If guns kill people and we know that this is so, then as responsible people in this country, we can’t make it so easy for those who want to kill people, to do so!
The Catholic hierarchy that supposedly follows in the footsteps of Jesus who was nothing if not inclusive of women in life and ministry, reiterated its 10 year ban on the ordination of women this past week. Coming at this one with the simplest response, I would say, “Let’s keep our eyes on Jesus!”
Today we celebrate the feast of Corpus Christi—The Body of Christ. This is a beautiful feast if we see it in its fullness. Contrary to what the Catholic church Universal has lifted up for us over the centuries—that of respect and love and honor shown to the elements on the altar—which we should do; this feast calls us to so much more.
We are grateful to our brother Jesus for leaving us a tangible way to be close—the Eucharist, but I believe he never intended it to end there, as a personal, intimate comingling with the divine. Jesus was always a person of action in his humanity—always reaching out, uplifting the poor, the down-trodden and calling the powers-that-be to do the same!

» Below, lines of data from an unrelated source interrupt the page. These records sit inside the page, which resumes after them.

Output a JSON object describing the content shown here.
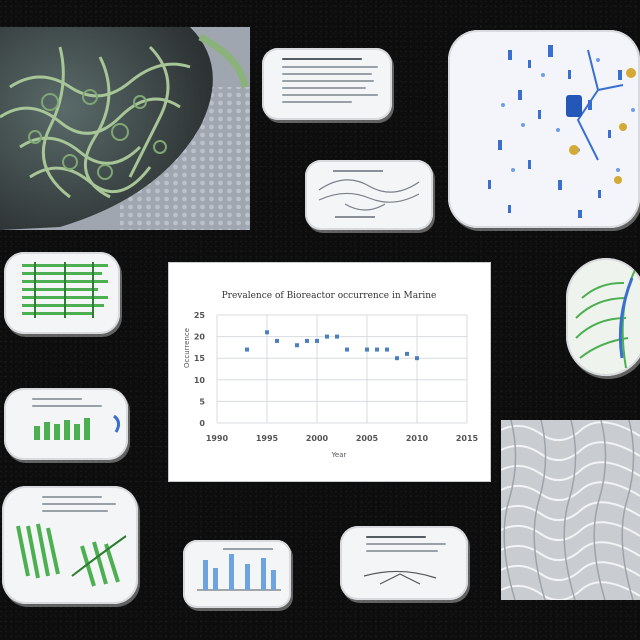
{
  "chart": {
    "title": "Prevalence of Bioreactor occurrence in Marine",
    "xlabel": "Year",
    "ylabel": "Occurrence",
    "x_ticks": [
      "1990",
      "1995",
      "2000",
      "2005",
      "2010",
      "2015"
    ],
    "y_ticks": [
      "0",
      "5",
      "10",
      "15",
      "20",
      "25"
    ]
  },
  "chart_data": {
    "type": "scatter",
    "title": "Prevalence of Bioreactor occurrence in Marine",
    "xlabel": "Year",
    "ylabel": "Occurrence",
    "xlim": [
      1990,
      2015
    ],
    "ylim": [
      0,
      25
    ],
    "grid": true,
    "x": [
      1993,
      1995,
      1996,
      1998,
      1999,
      2000,
      2001,
      2002,
      2003,
      2005,
      2006,
      2007,
      2008,
      2009,
      2010
    ],
    "y": [
      17,
      21,
      19,
      18,
      19,
      19,
      20,
      20,
      17,
      17,
      17,
      17,
      15,
      16,
      15
    ]
  },
  "colors": {
    "background": "#0d0d0d",
    "card": "#f4f5f7",
    "green": "#4caf50",
    "blue": "#3a6fd0",
    "gold": "#d4a935"
  }
}
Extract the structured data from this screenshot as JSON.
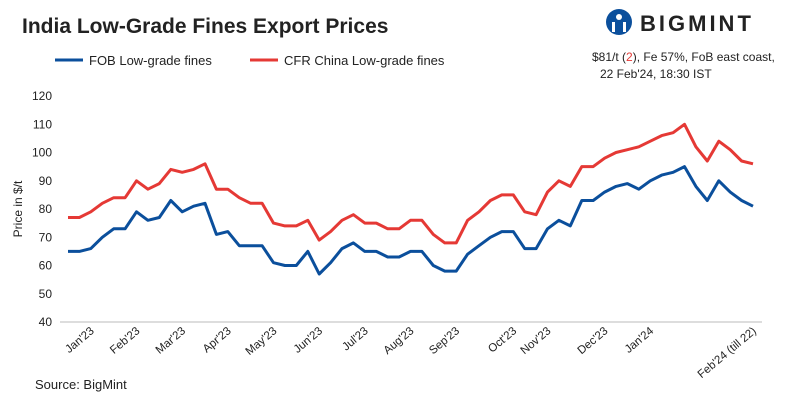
{
  "chart_data": {
    "type": "line",
    "title": "India Low-Grade Fines Export Prices",
    "brand": "BIGMINT",
    "note": {
      "price": "$81/t (",
      "change": "2",
      "rest": "), Fe 57%, FoB east coast,",
      "date": "22 Feb'24, 18:30 IST"
    },
    "y_label": "Price in $/t",
    "source": "Source: BigMint",
    "ylim": [
      40,
      120
    ],
    "yticks": [
      40,
      50,
      60,
      70,
      80,
      90,
      100,
      110,
      120
    ],
    "grid": false,
    "categories": [
      null,
      null,
      "Jan'23",
      null,
      null,
      null,
      "Feb'23",
      null,
      null,
      null,
      "Mar'23",
      null,
      null,
      null,
      "Apr'23",
      null,
      null,
      null,
      "May'23",
      null,
      null,
      null,
      "Jun'23",
      null,
      null,
      null,
      "Jul'23",
      null,
      null,
      null,
      "Aug'23",
      null,
      null,
      null,
      "Sep'23",
      null,
      null,
      null,
      null,
      "Oct'23",
      null,
      null,
      "Nov'23",
      null,
      null,
      null,
      null,
      "Dec'23",
      null,
      null,
      null,
      "Jan'24",
      null,
      null,
      null,
      null,
      null,
      null,
      null,
      null,
      "Feb'24 (till 22)"
    ],
    "series": [
      {
        "name": "FOB Low-grade fines",
        "color": "#0b4f9c",
        "values": [
          65,
          65,
          66,
          70,
          73,
          73,
          79,
          76,
          77,
          83,
          79,
          81,
          82,
          71,
          72,
          67,
          67,
          67,
          61,
          60,
          60,
          65,
          57,
          61,
          66,
          68,
          65,
          65,
          63,
          63,
          65,
          65,
          60,
          58,
          58,
          64,
          67,
          70,
          72,
          72,
          66,
          66,
          73,
          76,
          74,
          83,
          83,
          86,
          88,
          89,
          87,
          90,
          92,
          93,
          95,
          88,
          83,
          90,
          86,
          83,
          81
        ]
      },
      {
        "name": "CFR China Low-grade fines",
        "color": "#e53935",
        "values": [
          77,
          77,
          79,
          82,
          84,
          84,
          90,
          87,
          89,
          94,
          93,
          94,
          96,
          87,
          87,
          84,
          82,
          82,
          75,
          74,
          74,
          76,
          69,
          72,
          76,
          78,
          75,
          75,
          73,
          73,
          76,
          76,
          71,
          68,
          68,
          76,
          79,
          83,
          85,
          85,
          79,
          78,
          86,
          90,
          88,
          95,
          95,
          98,
          100,
          101,
          102,
          104,
          106,
          107,
          110,
          102,
          97,
          104,
          101,
          97,
          96
        ]
      }
    ]
  }
}
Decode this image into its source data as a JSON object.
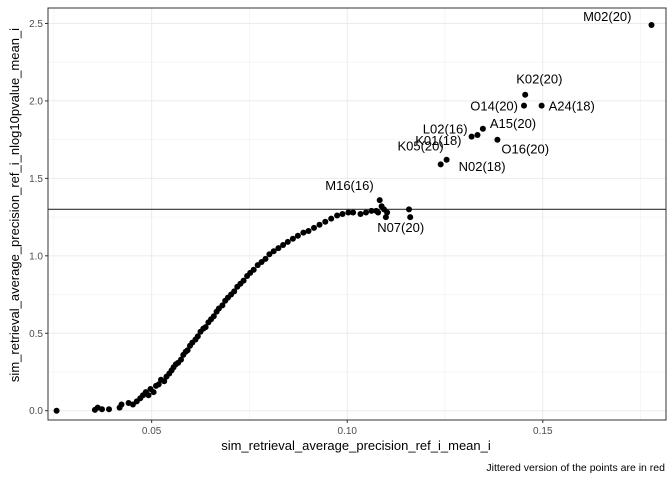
{
  "chart_data": {
    "type": "scatter",
    "title": "",
    "xlabel": "sim_retrieval_average_precision_ref_i_mean_i",
    "ylabel": "sim_retrieval_average_precision_ref_i_nlog10pvalue_mean_i",
    "caption": "Jittered version of the points are in red",
    "xlim": [
      0.0235,
      0.1815
    ],
    "ylim": [
      -0.06,
      2.6
    ],
    "x_ticks": [
      0.05,
      0.1,
      0.15
    ],
    "x_tick_labels": [
      "0.05",
      "0.10",
      "0.15"
    ],
    "y_ticks": [
      0.0,
      0.5,
      1.0,
      1.5,
      2.0,
      2.5
    ],
    "y_tick_labels": [
      "0.0",
      "0.5",
      "1.0",
      "1.5",
      "2.0",
      "2.5"
    ],
    "grid": true,
    "hline": 1.3,
    "labeled_points": [
      {
        "label": "M02(20)",
        "x": 0.1778,
        "y": 2.49
      },
      {
        "label": "K02(20)",
        "x": 0.1455,
        "y": 2.04
      },
      {
        "label": "O14(20)",
        "x": 0.1452,
        "y": 1.97
      },
      {
        "label": "A24(18)",
        "x": 0.1497,
        "y": 1.97
      },
      {
        "label": "L02(16)",
        "x": 0.1318,
        "y": 1.77
      },
      {
        "label": "A15(20)",
        "x": 0.1347,
        "y": 1.82
      },
      {
        "label": "K01(18)",
        "x": 0.1333,
        "y": 1.78
      },
      {
        "label": "O16(20)",
        "x": 0.1384,
        "y": 1.75
      },
      {
        "label": "N02(18)",
        "x": 0.1254,
        "y": 1.62
      },
      {
        "label": "K05(20)",
        "x": 0.1239,
        "y": 1.59
      },
      {
        "label": "M16(16)",
        "x": 0.1083,
        "y": 1.36
      },
      {
        "label": "N07(20)",
        "x": 0.1161,
        "y": 1.25
      }
    ],
    "points": [
      [
        0.0257,
        0.0
      ],
      [
        0.0355,
        0.005
      ],
      [
        0.0362,
        0.02
      ],
      [
        0.0373,
        0.01
      ],
      [
        0.0391,
        0.01
      ],
      [
        0.0418,
        0.02
      ],
      [
        0.0423,
        0.04
      ],
      [
        0.0441,
        0.05
      ],
      [
        0.0452,
        0.04
      ],
      [
        0.0462,
        0.06
      ],
      [
        0.0471,
        0.08
      ],
      [
        0.0478,
        0.1
      ],
      [
        0.0485,
        0.12
      ],
      [
        0.0492,
        0.1
      ],
      [
        0.0497,
        0.14
      ],
      [
        0.0505,
        0.12
      ],
      [
        0.0511,
        0.16
      ],
      [
        0.0518,
        0.17
      ],
      [
        0.0524,
        0.2
      ],
      [
        0.0532,
        0.19
      ],
      [
        0.0538,
        0.22
      ],
      [
        0.0545,
        0.24
      ],
      [
        0.0551,
        0.26
      ],
      [
        0.0556,
        0.28
      ],
      [
        0.0562,
        0.3
      ],
      [
        0.0568,
        0.31
      ],
      [
        0.0575,
        0.33
      ],
      [
        0.0581,
        0.36
      ],
      [
        0.0587,
        0.38
      ],
      [
        0.0592,
        0.39
      ],
      [
        0.0598,
        0.42
      ],
      [
        0.0604,
        0.44
      ],
      [
        0.0612,
        0.46
      ],
      [
        0.0618,
        0.48
      ],
      [
        0.0625,
        0.51
      ],
      [
        0.0632,
        0.53
      ],
      [
        0.0638,
        0.54
      ],
      [
        0.0645,
        0.57
      ],
      [
        0.0652,
        0.59
      ],
      [
        0.0659,
        0.61
      ],
      [
        0.0666,
        0.64
      ],
      [
        0.0672,
        0.66
      ],
      [
        0.0681,
        0.68
      ],
      [
        0.0688,
        0.71
      ],
      [
        0.0695,
        0.73
      ],
      [
        0.0703,
        0.75
      ],
      [
        0.0711,
        0.77
      ],
      [
        0.0719,
        0.8
      ],
      [
        0.0727,
        0.82
      ],
      [
        0.0735,
        0.84
      ],
      [
        0.0744,
        0.87
      ],
      [
        0.0752,
        0.89
      ],
      [
        0.0761,
        0.91
      ],
      [
        0.0771,
        0.94
      ],
      [
        0.0781,
        0.96
      ],
      [
        0.0791,
        0.98
      ],
      [
        0.0801,
        1.01
      ],
      [
        0.0812,
        1.03
      ],
      [
        0.0824,
        1.05
      ],
      [
        0.0836,
        1.07
      ],
      [
        0.0848,
        1.09
      ],
      [
        0.0861,
        1.11
      ],
      [
        0.0874,
        1.13
      ],
      [
        0.0888,
        1.15
      ],
      [
        0.0901,
        1.16
      ],
      [
        0.0915,
        1.18
      ],
      [
        0.0929,
        1.2
      ],
      [
        0.0944,
        1.22
      ],
      [
        0.0959,
        1.24
      ],
      [
        0.0974,
        1.26
      ],
      [
        0.0988,
        1.27
      ],
      [
        0.1003,
        1.28
      ],
      [
        0.1015,
        1.28
      ],
      [
        0.1034,
        1.27
      ],
      [
        0.1048,
        1.28
      ],
      [
        0.1062,
        1.29
      ],
      [
        0.1074,
        1.29
      ],
      [
        0.1079,
        1.28
      ],
      [
        0.1088,
        1.32
      ],
      [
        0.1094,
        1.3
      ],
      [
        0.1099,
        1.25
      ],
      [
        0.1102,
        1.28
      ],
      [
        0.1158,
        1.3
      ]
    ]
  }
}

The gift of the Eucharist that Jesus left us on that first Holy Thursday was meant to be an action word and substance, a verb, if you will, not a static noun, to be honored. When we receive the bread, the wine, made, by our words at the consecration, Jesus’ body and blood—a mystery we can only take on faith, the intent, I suggest, was always to transform this gift, make it part of ourselves and carry it to our world, through our actions of justice, as Robert Kennedy once suggested that we do. The real transubstantiation that needs to take place is that we, each of us would become “bread” for our world.
So, you see, this feast isn’t a complicated one at all, but really quite simple!
Friends, if, when we receive the Eucharist—we do not allow it to transform us, then we, have fallen short of truly walking in Jesus’ footsteps. The examples I gave in the beginning are just the tip of the iceberg, so to speak of areas in our city, country and world that need the love, mercy, understanding and justice of our brother Jesus, so let’s continue our work! Amen? Amen!